One thought on “Wanted: An Explanation of the Nunnerator

  1. Yes, good question: how can we understand a digital thing that went into a physical thing and that moved beyond the brain onto the scalp and “fell off” in the shower? That does suggest a physical entity of some kind. I don’t have a clear answer.

    I read your blog post on Friday and was thinking about it after class and while I was listening to a talk in the Philosophy department that was partly about the mind/body problem: how can something physical (the body) be connected to and affect something nonphysical (the mind)? This issue is very complicated because you have to think of thoughts as non-material things that somehow are caused by material things and yet are very different from neurons and chemicals. But the issue here is kind of similar: how can a digital entity interact with a physical entity or also have a material body of some kind itself?

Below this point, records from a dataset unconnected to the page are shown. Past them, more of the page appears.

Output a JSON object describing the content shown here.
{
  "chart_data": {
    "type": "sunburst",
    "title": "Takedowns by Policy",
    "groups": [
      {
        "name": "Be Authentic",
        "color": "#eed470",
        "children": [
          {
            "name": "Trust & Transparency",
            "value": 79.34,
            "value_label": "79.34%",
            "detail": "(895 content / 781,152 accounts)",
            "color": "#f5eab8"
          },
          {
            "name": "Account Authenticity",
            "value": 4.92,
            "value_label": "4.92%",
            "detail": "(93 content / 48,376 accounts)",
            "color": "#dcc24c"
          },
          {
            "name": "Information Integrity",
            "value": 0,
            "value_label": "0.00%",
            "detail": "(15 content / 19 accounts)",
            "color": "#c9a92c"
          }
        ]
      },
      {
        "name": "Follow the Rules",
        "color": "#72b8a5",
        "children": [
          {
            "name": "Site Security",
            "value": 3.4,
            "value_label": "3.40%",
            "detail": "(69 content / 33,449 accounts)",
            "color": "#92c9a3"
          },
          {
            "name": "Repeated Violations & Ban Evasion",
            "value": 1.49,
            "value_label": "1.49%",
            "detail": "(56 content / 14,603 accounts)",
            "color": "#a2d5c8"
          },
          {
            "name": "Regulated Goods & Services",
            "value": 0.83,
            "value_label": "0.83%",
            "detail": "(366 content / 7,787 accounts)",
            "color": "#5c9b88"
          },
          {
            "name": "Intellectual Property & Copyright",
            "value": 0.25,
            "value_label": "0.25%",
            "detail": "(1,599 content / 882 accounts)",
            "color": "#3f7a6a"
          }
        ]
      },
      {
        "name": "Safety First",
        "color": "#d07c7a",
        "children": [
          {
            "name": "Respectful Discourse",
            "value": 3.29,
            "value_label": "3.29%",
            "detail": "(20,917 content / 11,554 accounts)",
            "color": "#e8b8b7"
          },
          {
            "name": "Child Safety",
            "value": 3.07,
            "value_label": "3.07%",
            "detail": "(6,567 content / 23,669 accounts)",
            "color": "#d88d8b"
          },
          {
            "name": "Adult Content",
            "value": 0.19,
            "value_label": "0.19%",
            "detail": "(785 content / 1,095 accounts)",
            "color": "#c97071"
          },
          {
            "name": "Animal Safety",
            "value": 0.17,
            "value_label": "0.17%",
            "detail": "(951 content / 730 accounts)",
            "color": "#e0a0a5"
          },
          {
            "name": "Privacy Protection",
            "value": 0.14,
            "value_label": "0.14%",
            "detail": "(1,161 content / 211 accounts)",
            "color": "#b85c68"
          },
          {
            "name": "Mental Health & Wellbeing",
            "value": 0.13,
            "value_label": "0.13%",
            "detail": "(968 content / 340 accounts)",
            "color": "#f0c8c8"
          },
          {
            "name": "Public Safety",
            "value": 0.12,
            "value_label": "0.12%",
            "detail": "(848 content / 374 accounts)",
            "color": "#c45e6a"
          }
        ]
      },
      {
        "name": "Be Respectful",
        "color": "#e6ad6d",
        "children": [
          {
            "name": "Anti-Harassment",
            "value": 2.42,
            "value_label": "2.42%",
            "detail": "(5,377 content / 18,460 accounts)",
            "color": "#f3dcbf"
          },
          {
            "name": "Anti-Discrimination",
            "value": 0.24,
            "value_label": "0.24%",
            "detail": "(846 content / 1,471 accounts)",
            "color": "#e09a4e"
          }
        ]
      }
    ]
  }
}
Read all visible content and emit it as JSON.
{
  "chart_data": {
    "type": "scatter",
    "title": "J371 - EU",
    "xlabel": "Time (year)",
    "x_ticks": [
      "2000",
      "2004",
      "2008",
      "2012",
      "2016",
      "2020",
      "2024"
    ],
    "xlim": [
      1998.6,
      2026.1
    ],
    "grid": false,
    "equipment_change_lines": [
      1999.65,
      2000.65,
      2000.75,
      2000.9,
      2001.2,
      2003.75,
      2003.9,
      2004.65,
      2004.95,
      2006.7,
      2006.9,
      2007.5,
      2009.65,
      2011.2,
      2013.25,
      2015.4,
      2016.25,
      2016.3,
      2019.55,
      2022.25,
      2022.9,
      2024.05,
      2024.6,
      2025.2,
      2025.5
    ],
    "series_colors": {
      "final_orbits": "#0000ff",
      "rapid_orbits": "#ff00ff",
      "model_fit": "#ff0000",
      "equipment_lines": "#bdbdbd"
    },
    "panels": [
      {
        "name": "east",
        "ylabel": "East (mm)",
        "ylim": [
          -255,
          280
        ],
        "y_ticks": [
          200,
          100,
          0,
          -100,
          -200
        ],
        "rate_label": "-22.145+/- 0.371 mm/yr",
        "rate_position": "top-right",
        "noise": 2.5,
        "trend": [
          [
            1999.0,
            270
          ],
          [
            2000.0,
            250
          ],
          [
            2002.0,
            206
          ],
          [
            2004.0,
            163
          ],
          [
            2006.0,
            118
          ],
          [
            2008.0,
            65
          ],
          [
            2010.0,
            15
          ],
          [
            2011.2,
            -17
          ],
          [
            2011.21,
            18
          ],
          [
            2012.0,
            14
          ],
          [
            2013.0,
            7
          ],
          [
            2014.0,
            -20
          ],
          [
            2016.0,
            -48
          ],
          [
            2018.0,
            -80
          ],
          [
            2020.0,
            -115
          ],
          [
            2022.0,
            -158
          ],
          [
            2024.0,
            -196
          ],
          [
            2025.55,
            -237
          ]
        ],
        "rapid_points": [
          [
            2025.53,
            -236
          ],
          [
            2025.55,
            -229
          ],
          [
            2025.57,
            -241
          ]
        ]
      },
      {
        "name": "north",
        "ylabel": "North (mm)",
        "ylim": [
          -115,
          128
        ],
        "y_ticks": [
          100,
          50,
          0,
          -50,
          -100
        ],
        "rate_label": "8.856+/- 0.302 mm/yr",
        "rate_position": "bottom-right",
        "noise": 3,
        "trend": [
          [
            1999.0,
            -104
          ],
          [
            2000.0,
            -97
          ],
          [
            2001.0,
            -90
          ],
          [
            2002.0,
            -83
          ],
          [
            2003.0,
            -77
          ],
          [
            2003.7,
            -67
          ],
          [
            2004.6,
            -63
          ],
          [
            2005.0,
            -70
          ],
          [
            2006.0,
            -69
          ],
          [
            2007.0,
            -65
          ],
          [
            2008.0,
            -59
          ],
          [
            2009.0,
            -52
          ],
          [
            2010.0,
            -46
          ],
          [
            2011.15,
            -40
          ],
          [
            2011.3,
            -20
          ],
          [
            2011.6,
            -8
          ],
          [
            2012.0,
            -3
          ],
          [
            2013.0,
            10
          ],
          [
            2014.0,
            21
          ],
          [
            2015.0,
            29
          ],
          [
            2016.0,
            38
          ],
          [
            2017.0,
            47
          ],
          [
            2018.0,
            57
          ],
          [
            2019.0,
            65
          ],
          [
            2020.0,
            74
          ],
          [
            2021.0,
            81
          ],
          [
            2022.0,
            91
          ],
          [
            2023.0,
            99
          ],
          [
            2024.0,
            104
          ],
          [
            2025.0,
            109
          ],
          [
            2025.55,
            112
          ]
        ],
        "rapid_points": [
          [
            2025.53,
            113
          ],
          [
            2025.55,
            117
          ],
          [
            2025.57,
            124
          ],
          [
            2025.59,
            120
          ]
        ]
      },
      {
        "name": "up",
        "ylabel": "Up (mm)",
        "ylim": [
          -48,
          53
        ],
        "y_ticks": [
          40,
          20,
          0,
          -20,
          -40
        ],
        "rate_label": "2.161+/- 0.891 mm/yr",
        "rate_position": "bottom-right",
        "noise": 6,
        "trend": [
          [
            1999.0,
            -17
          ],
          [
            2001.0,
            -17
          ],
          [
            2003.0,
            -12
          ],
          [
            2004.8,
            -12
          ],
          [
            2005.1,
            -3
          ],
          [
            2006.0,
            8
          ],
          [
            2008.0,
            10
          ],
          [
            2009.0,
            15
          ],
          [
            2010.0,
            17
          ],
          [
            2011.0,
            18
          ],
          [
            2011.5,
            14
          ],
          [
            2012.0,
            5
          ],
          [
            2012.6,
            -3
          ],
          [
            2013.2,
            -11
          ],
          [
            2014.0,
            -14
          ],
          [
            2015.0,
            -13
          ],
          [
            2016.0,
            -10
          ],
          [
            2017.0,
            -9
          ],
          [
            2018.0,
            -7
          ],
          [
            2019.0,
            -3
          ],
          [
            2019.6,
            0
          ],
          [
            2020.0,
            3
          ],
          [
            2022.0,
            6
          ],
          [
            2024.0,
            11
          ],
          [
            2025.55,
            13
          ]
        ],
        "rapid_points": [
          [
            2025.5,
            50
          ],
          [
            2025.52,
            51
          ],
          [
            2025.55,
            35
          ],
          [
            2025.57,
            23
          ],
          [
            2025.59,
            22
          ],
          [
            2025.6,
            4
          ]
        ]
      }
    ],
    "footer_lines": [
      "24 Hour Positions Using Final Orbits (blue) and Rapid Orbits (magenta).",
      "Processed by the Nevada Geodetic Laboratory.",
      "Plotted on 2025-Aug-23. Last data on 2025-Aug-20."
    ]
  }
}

    And as I was thinking about this I wondered whether there is something about how we conceive of mind, matter, digital-ness that is keeping us from understanding how these things might interact. The fact is that we know neurons in the brain affect thoughts and feelings, and we know that digital things are based in some kind of matter. So the interaction happens. But something about how we’re conceptualizing each kind of thing keeps us from seeing how they could interact. So maybe we’re conceptualizing them incorrectly.

    That’s a huge question and honestly I am sure this has been considered by philosophers before and people just haven’t been able to come up with a good answer. But it’s what I started thinking about after reading your blog post!